乳腺癌评估和治疗方面的进展使得临床决策环境变得更加复杂。来自医学肿瘤学家的第二意见可能有助于乳腺癌患者的决策,但对第二意见的使用知之甚少。
调查第二意见使用的模式和相关性,以及对化疗决策的影响。
设计、地点和参与者:共有 1901 名新诊断为 0 期至 2 期乳腺癌的女性(应答率为 71.0%)通过 2 个基于人群的监测、流行病学和最终结果登记处(佐治亚州和加利福尼亚州洛杉矶县)入组,并对她们与医学肿瘤学家的接触、决策和化疗使用情况进行了调查。
使用逻辑回归评估与第二意见使用相关的因素。还评估了第二意见与化疗使用之间的关联,调整了化疗指征和接受第二意见的倾向。使用多重插补和加权来解释缺失数据。
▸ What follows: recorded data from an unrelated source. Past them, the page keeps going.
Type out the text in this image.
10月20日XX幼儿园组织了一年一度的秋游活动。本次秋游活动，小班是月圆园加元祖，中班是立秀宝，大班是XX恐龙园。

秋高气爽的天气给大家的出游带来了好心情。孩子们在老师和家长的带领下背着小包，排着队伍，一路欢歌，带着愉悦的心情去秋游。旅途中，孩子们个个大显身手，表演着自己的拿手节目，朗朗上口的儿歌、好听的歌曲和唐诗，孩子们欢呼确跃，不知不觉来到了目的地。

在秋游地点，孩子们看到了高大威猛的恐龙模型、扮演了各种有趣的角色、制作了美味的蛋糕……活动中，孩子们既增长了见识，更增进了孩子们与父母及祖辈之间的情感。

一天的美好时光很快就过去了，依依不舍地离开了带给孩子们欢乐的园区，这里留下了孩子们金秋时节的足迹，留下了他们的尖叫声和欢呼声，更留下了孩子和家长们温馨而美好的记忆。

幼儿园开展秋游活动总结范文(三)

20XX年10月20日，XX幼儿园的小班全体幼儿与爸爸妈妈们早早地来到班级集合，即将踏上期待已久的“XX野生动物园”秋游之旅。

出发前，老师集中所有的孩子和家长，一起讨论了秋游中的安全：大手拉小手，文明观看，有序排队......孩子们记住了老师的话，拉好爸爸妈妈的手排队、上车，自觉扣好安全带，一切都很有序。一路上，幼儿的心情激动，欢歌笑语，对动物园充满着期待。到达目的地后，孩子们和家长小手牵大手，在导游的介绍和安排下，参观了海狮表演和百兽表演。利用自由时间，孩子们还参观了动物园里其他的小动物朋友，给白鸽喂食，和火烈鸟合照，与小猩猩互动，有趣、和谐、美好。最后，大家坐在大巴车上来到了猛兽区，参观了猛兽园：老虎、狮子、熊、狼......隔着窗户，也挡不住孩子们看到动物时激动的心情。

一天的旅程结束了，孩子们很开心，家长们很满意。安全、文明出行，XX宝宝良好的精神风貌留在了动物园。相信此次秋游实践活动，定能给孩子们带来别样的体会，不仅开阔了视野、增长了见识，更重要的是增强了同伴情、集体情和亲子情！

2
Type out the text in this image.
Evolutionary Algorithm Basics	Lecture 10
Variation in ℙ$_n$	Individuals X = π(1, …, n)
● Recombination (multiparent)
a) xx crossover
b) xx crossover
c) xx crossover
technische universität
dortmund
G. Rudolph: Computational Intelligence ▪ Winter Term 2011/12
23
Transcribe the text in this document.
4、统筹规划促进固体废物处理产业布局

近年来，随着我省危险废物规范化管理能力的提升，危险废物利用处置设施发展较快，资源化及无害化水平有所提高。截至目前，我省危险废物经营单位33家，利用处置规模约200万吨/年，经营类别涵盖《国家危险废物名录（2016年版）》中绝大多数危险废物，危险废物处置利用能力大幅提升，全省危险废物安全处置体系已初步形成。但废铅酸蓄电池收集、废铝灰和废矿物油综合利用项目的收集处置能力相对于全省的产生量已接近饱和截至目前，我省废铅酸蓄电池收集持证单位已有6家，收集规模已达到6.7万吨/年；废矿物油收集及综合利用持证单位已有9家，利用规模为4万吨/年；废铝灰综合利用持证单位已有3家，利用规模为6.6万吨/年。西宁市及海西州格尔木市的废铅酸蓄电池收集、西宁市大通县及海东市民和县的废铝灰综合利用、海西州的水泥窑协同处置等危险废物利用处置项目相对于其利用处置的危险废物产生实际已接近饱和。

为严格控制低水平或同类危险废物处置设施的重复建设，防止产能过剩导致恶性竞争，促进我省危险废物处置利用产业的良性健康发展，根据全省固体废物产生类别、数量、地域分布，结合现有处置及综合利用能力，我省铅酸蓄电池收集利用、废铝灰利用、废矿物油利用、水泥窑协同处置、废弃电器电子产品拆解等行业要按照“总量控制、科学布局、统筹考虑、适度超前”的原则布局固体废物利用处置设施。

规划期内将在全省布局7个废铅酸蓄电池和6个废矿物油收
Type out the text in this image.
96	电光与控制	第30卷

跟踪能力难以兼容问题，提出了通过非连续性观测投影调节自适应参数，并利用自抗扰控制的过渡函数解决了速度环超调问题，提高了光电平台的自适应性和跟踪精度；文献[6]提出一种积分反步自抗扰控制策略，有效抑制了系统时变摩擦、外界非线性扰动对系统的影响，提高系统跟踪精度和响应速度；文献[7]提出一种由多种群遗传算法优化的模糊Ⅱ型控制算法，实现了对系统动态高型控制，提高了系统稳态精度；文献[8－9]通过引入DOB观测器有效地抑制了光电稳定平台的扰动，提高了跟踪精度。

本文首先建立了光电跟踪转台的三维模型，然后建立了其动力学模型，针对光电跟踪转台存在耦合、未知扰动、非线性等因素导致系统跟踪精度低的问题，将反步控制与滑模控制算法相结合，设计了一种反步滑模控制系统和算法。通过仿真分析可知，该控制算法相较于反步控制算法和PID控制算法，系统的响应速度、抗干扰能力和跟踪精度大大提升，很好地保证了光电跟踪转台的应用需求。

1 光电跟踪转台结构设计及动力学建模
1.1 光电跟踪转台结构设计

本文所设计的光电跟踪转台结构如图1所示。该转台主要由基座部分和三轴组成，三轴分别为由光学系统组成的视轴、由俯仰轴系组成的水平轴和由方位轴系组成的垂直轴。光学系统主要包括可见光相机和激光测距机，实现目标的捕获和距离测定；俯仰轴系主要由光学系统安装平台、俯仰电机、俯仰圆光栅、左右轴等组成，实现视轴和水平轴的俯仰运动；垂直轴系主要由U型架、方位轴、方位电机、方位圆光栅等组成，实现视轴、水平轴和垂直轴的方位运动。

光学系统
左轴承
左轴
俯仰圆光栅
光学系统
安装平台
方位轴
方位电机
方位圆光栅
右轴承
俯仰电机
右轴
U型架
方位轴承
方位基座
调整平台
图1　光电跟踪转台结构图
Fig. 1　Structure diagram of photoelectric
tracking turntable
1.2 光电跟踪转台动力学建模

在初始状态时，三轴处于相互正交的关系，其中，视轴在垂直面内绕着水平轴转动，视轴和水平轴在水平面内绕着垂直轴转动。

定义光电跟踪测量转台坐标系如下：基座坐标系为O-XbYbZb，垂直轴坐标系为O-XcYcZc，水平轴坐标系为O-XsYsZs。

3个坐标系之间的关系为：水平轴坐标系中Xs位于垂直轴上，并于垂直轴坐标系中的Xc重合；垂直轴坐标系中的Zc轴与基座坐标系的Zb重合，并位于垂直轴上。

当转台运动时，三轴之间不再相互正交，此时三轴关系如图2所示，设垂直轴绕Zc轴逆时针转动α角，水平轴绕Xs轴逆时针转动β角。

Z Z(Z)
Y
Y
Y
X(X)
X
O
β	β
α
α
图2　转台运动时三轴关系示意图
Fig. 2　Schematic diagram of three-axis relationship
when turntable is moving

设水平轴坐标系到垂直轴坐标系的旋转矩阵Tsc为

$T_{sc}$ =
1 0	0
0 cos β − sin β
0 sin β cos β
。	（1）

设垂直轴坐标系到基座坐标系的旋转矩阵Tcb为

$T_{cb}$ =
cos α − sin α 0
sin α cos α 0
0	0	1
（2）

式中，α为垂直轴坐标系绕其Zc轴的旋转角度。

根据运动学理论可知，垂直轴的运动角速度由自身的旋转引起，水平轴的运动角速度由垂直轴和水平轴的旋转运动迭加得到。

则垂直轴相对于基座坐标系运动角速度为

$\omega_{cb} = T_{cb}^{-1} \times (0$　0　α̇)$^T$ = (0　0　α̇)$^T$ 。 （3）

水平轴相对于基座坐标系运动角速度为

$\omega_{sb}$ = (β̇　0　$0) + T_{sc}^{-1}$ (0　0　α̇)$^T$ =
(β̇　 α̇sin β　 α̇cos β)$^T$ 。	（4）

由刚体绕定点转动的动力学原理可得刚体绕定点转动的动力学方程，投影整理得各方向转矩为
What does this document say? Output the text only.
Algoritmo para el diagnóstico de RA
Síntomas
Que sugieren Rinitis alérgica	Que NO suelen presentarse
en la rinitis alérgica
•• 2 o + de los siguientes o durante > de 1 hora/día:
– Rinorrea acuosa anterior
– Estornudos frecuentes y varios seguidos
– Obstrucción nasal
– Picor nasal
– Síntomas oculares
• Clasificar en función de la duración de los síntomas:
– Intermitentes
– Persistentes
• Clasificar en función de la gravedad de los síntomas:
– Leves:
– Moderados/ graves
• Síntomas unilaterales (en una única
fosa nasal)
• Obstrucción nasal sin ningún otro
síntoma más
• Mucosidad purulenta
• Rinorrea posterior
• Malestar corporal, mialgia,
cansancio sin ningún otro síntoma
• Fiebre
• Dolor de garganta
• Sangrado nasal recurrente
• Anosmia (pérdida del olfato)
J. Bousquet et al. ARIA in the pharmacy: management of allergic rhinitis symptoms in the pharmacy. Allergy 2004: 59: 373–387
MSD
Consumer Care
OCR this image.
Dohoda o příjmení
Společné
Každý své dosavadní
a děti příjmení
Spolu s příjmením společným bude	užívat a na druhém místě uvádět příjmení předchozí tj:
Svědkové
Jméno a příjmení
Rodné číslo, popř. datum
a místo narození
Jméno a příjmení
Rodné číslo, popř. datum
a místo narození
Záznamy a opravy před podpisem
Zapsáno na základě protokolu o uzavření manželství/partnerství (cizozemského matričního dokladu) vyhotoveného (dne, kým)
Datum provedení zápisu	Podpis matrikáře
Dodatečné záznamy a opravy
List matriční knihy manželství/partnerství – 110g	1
共有 1901 名 I 期至 II 期乳腺癌患者(平均[标准差]年龄为 61.6[11.0]岁;1071[56.3%]为非西班牙裔白人)见过任何医学肿瘤学家。对多重插补、加权数据(平均 n=1866)的分析显示,168 名(9.8%)(SE,0.74%)患者获得了第二意见,54 名(3.2%)(SE,0.47%)患者从第二肿瘤学家处接受了化疗。化疗决策的满意度很高,并且获得(平均[标准差],4.3[0.08],1 到 5 分制)或未获得(4.4[0.03])第二意见的患者之间没有差异(P=0.29)。第二意见使用的预测因素包括大学教育与较低的教育水平(比值比[OR],1.85;95%置信区间[CI],1.24-2.75)、经常使用基于互联网的支持小组(OR,2.15;95% CI,1.12-4.11)、21 基因复发评分检测的中等结果(OR,1.85;95% CI,1.11-3.09)和遗传性癌症基因检测的不确定意义变异(OR,3.24;95% CI,1.09-9.59)。在控制患者和肿瘤特征后,第二意见的使用与化疗的接受无关(OR,1.04;95% CI,0.71-1.52)。
早期乳腺癌患者中第二意见的使用比例较低(<10%),并且无论是否使用第二意见,满意度都很高,这表明需求未得到满足。除了教育水平和互联网支持小组的使用外,基因组检测不确定的结果也预示着第二意见的使用。随着更多复杂的基因组检测的传播,患者对第二意见的需求可能会增加。